De acordo com Wanderley, entidades ligados ao movimento antimanicomial “lamentam” não terem sido consultadas sobre a nomeação do psiquiatra e o protesto é contra “o que ele representa”, por ter dirigido por mais de dez anos um manicômio.
“Existe uma mobilização no Brasil inteiro”, disse.

No desfile, o poeta Chacal cantará samba de sua autoria, feito para o bloco Suvaco do Cristo, em homenagem ao Bispo do Rosário, antigo paciente da médica Nise da Silveira, Contrária à aplicação de eletrochoques em pacientes com caráter punitivo.

No final do evento, o bloco Céu da Terra, em apoio à causa da reforma psiquiátrica, tocará músicas tradicionais de Moçambique, chamadas marrabentas. Os integrantes do bloco Tá Pirando, Pirado, Pirou! soltarão balões para representar a morte de pacientes psiquiátricos em manicômio de Paracambi. “Vai ser um protesto carnavalesco”, disse Wanderley.

Em nota, o Ministério da Saúde disse que a escolha do psiquiatra Valencius Wurch para a Coordenação Nacional de Saúde Mental, Álcool e Outras Drogas reforça a Política Nacional de Saúde Mental visando “modelo de atenção à saúde aberto e de base comunitária, promovendo a liberdade e os direitos das pessoas com transtornos mentais”.

De acordo com o ministério, Wurch participou das discussões que resultaram na reforma psiquiátrica. “O Ministério da Saúde considera a reforma psiquiátrica uma conquista do setor e não admite retrocessos na política em desenvolvimento”.

“O governo federal tem impulsionado a construção de um modelo humanizado, mudando o foco da hospitalização/segregação e promovendo tratamento às pessoas com transtornos mentais e decorrentes do uso de álcool e drogas com base em um modelo de cuidados voltado para a reinserção social, a reabilitação e a promoção de direitos humanos”.
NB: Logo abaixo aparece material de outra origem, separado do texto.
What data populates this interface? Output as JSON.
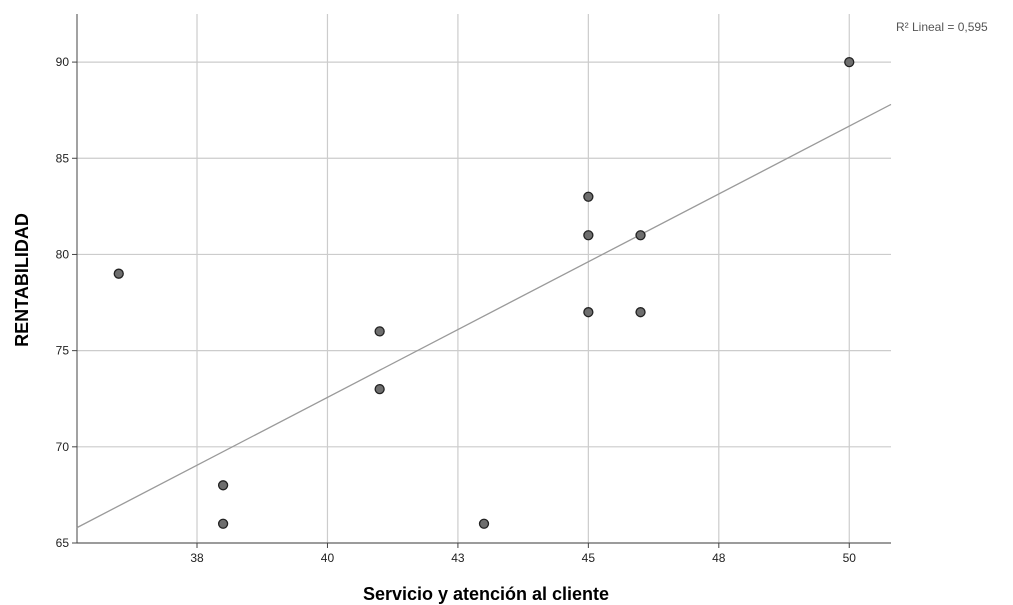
{
  "chart_data": {
    "type": "scatter",
    "title": "",
    "xlabel": "Servicio y atención al cliente",
    "ylabel": "RENTABILIDAD",
    "xlim": [
      35.5,
      51.1
    ],
    "ylim": [
      65,
      92.5
    ],
    "xticks": [
      {
        "value": 37.8,
        "label": "38"
      },
      {
        "value": 40.3,
        "label": "40"
      },
      {
        "value": 42.8,
        "label": "43"
      },
      {
        "value": 45.3,
        "label": "45"
      },
      {
        "value": 47.8,
        "label": "48"
      },
      {
        "value": 50.3,
        "label": "50"
      }
    ],
    "yticks": [
      {
        "value": 65,
        "label": "65"
      },
      {
        "value": 70,
        "label": "70"
      },
      {
        "value": 75,
        "label": "75"
      },
      {
        "value": 80,
        "label": "80"
      },
      {
        "value": 85,
        "label": "85"
      },
      {
        "value": 90,
        "label": "90"
      }
    ],
    "points": [
      {
        "x": 36.3,
        "y": 79
      },
      {
        "x": 38.3,
        "y": 68
      },
      {
        "x": 38.3,
        "y": 66
      },
      {
        "x": 41.3,
        "y": 76
      },
      {
        "x": 41.3,
        "y": 73
      },
      {
        "x": 43.3,
        "y": 66
      },
      {
        "x": 45.3,
        "y": 83
      },
      {
        "x": 45.3,
        "y": 81
      },
      {
        "x": 45.3,
        "y": 77
      },
      {
        "x": 46.3,
        "y": 81
      },
      {
        "x": 46.3,
        "y": 77
      },
      {
        "x": 50.3,
        "y": 90
      }
    ],
    "fit_line": {
      "label": "R² Lineal = 0,595",
      "x": [
        35.5,
        51.1
      ],
      "y": [
        65.8,
        87.8
      ]
    },
    "grid": true,
    "colors": {
      "marker_fill": "#6e6e6e",
      "marker_stroke": "#222222",
      "grid": "#cccccc",
      "fit": "#9a9a9a",
      "axis": "#444444"
    }
  }
}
A nota informa que Valencius Wurch foi diretor da Santa Casa de Saúde Dr. Eiras, em Paracambi, entre 1993 e 1998, “onde trabalhou em prol da humanização do atendimento na unidade”. O coordenador atua há 33 anos na saúde pública e ingressou no ministério depois da extinção do Instituto Nacional de Assistência Médica da Previdência Social (Inamps).